Intervention de Benoît Battistelli

Commission des affaires économiques — Réunion du 10 avril 2013 : 1ère réunion
Audition de M. Benoît Battistelli président de l'office européen des brevets

Benoît Battistelli, président de l'Office européen des brevets (OEB) :

Le brevet mondial nécessiterait une législation mondiale. Tant que les États-Unis n'auront pas des règles similaires aux nôtres sur le vivant, cela restera un beau rêve. Il y a une Organisation mondiale de la propriété industrielle au sein de l'ONU, mais elle progresse à la vitesse du dialogue Nord-Sud... Modestes techniciens, nous nous contentons de promouvoir l'harmonisation des pratiques et des procédures. Nous collaborons avec les États-Unis, le Japon, la Chine et la Corée au sein d'IP5, qui représente 90 % des brevets mondiaux.

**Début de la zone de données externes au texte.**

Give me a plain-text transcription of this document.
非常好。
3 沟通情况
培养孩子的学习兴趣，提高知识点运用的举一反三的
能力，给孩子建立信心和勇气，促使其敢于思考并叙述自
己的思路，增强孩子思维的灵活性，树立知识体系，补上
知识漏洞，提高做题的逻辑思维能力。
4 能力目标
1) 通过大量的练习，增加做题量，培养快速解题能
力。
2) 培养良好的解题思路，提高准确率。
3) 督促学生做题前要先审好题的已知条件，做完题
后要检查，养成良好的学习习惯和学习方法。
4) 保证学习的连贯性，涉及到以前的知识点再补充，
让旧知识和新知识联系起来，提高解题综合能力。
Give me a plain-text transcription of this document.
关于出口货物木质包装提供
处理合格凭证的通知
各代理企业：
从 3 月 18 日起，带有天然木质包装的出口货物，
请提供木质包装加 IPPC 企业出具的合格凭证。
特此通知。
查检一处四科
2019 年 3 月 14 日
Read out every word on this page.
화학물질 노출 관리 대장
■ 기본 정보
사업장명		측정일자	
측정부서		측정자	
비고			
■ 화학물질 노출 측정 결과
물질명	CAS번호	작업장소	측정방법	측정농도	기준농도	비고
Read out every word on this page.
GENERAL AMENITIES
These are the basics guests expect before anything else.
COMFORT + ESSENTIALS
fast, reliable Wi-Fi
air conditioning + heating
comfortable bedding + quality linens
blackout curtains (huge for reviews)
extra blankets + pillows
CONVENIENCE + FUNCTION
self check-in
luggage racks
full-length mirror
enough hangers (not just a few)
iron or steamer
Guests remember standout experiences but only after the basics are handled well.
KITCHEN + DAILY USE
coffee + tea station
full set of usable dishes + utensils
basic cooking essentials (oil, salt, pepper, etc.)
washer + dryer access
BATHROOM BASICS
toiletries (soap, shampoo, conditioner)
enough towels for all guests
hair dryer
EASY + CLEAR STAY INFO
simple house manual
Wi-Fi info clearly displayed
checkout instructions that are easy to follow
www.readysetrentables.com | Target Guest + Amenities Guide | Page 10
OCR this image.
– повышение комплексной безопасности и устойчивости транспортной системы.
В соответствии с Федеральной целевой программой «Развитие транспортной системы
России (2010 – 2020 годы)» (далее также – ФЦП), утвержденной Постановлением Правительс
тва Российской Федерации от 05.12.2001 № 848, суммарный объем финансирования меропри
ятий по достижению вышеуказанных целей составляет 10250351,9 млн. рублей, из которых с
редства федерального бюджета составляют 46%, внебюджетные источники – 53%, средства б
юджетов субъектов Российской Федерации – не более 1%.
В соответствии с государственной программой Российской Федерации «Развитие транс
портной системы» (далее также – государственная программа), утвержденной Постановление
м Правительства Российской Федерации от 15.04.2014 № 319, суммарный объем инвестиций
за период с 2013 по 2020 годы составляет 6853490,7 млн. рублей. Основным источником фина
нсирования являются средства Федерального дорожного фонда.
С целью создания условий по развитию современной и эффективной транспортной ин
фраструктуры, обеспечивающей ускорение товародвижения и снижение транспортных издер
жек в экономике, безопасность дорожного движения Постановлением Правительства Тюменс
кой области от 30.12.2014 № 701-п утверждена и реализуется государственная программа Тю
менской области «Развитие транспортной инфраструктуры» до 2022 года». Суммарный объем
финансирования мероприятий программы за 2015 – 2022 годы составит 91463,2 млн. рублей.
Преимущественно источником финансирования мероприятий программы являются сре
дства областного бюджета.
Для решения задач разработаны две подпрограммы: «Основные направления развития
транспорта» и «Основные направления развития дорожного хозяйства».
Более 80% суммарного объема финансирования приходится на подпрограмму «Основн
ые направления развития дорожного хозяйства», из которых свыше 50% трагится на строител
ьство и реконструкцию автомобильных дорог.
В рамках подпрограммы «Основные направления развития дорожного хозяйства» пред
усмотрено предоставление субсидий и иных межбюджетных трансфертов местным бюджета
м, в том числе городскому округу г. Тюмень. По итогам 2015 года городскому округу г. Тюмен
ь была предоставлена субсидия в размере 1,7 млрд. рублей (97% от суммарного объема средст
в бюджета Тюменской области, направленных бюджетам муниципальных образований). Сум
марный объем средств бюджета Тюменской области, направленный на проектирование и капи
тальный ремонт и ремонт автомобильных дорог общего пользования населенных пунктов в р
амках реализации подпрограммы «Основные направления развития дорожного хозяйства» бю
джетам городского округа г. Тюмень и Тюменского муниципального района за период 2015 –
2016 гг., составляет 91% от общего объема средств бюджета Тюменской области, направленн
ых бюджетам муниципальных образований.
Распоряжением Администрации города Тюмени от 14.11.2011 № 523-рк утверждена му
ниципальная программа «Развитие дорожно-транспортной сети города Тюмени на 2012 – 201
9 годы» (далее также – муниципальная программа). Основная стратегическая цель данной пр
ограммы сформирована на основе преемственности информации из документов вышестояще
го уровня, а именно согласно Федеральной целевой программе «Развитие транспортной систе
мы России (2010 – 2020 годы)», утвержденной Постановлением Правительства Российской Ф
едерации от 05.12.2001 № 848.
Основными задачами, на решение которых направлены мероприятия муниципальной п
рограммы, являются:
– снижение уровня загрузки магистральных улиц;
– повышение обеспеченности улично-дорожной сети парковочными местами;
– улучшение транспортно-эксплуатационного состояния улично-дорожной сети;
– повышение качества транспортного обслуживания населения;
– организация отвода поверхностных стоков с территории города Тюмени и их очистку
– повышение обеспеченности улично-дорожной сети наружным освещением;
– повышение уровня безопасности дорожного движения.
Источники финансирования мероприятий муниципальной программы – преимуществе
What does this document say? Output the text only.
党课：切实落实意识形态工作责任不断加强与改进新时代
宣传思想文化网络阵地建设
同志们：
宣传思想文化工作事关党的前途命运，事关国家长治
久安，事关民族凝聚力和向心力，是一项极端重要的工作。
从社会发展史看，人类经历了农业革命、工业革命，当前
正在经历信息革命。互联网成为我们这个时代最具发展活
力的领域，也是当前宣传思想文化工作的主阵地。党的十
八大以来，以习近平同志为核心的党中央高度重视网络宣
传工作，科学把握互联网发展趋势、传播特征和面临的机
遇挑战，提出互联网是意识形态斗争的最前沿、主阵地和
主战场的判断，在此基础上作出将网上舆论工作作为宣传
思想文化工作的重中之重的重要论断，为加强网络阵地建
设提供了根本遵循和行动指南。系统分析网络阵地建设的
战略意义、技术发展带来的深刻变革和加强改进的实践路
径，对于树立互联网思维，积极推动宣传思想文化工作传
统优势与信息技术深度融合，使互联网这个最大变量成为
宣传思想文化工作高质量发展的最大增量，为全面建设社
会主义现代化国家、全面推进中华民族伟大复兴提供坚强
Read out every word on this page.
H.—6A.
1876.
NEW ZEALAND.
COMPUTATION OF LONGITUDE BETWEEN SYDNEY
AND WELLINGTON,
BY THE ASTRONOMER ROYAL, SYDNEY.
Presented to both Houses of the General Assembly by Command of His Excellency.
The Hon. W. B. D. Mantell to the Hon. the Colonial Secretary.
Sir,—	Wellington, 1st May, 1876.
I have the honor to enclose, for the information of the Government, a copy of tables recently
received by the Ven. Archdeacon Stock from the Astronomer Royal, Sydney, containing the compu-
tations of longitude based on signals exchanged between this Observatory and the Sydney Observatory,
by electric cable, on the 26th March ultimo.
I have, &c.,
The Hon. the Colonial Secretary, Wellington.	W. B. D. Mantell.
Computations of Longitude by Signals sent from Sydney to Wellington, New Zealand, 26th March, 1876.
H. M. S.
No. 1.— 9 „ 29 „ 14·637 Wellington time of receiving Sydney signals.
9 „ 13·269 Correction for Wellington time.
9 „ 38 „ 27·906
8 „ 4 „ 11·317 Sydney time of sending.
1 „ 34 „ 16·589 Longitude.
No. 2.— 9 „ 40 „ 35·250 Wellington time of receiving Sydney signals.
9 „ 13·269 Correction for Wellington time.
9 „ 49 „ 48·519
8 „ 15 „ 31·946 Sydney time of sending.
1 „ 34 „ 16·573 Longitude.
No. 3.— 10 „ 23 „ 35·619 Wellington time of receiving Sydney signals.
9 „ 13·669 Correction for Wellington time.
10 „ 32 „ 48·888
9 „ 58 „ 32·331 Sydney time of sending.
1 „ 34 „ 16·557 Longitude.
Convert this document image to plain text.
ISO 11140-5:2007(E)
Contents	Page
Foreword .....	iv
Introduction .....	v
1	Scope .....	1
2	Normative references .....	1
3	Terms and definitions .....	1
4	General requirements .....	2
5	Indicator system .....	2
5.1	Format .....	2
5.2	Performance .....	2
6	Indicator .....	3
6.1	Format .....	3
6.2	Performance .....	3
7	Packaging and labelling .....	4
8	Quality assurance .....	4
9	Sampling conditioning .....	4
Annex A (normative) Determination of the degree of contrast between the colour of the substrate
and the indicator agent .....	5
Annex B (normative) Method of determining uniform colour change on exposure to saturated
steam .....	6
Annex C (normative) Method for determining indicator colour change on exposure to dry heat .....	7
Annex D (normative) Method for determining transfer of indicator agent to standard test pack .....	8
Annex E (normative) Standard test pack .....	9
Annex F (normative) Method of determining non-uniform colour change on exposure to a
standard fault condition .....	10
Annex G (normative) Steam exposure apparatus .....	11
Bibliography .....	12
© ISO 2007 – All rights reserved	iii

L'OEB n'a pas de compétence spécifique en matière de contrefaçon. Son rôle se limite à la délivrance des brevets. Un Observatoire de la contrefaçon, rattaché à l'Office de l'harmonisation dans le marché intérieur (OHMI), promeut la coopération des services douaniers. Nous avons en outre un rôle de diffusion de l'information relative à l'innovation technologique sur notre espace internet, où 80 millions de brevets sont consultables, et à travers notre politique de pattern awareness, à l'attention des entreprises, qui sont plus souvent tiers que détentrices de brevets. C'est la contrepartie nécessaire au monopole que confère l'innovation brevetée.

Nous coopérons avec l'Afrique, ainsi qu'avec le pourtour méditerranéen. Des accords de validation sont en cours, qui reconnaîtront dans le pays signataire la validité d'un brevet européen, en échange d'un soutien au développement de ses propres brevets. Un tel accord sera signé au Maroc dans quelques semaines, qui facilitera l'investissement à l'étranger. Nous discutons en outre avec la Tunisie. L'Afrique francophone de l'Ouest possède sa propre organisation de la propriété intellectuelle, regroupant seize Etats et avec laquelle nous travaillons en étroite collaboration.

En matière d'évolution respective des brevets dans les pays européens, la France occupe la deuxième position avec une croissance de 2 %, derrière l'Allemagne (3 %). La part du Royaume-Uni a beaucoup diminué, comme celle des Pays-Bas. Indicateur plus pertinent, le nombre de brevets par habitant place la Scandinavie en tête de peloton, suivie par la Suisse, l'Allemagne. Sur cet indicateur, la France joue en « deuxième division ».

Le coût moyen d'un dépôt de brevet européen se situe entre 25 000 et 30 000 euros, en y incluant la rémunération du conseiller en propriété intellectuelle.

Un brevet a pour premier objectif de susciter des dépenses d'investissement. En effet, les entreprises n'investissent dans la recherche et développement que dans la perspective d'en exploiter les résultats. Un cercle vertueux investissement-innovation-compétitivité-emploi s'enclenche ainsi. Nous remettons le prix de l'inventeur européen de l'année : celui-ci est récompensé non pas pour les brevets déposés, mais pour les performances économiques ainsi réalisées. La prochaine édition se tiendra à Amsterdam le 28 mai prochain. Sur les quinze candidats sélectionnés, deux sont Français.

La création d'un office européen du commerce n'est pas envisageable, car les Etats européens ne parviennent pas à s'accorder sur ces questions comme ils le font en matière de brevets. Vous m'incitez à solliciter le président de la République dans ce sens : bien que j'aie travaillé trente ans au ministère des finances, je n'ai plus de contact avec les institutions françaises depuis que j'ai été élu à la tête de l'OEB. Cela en dit long sur la capacité des autorités françaises à entretenir des relations avec leurs compatriotes à la tête des organisations internationales.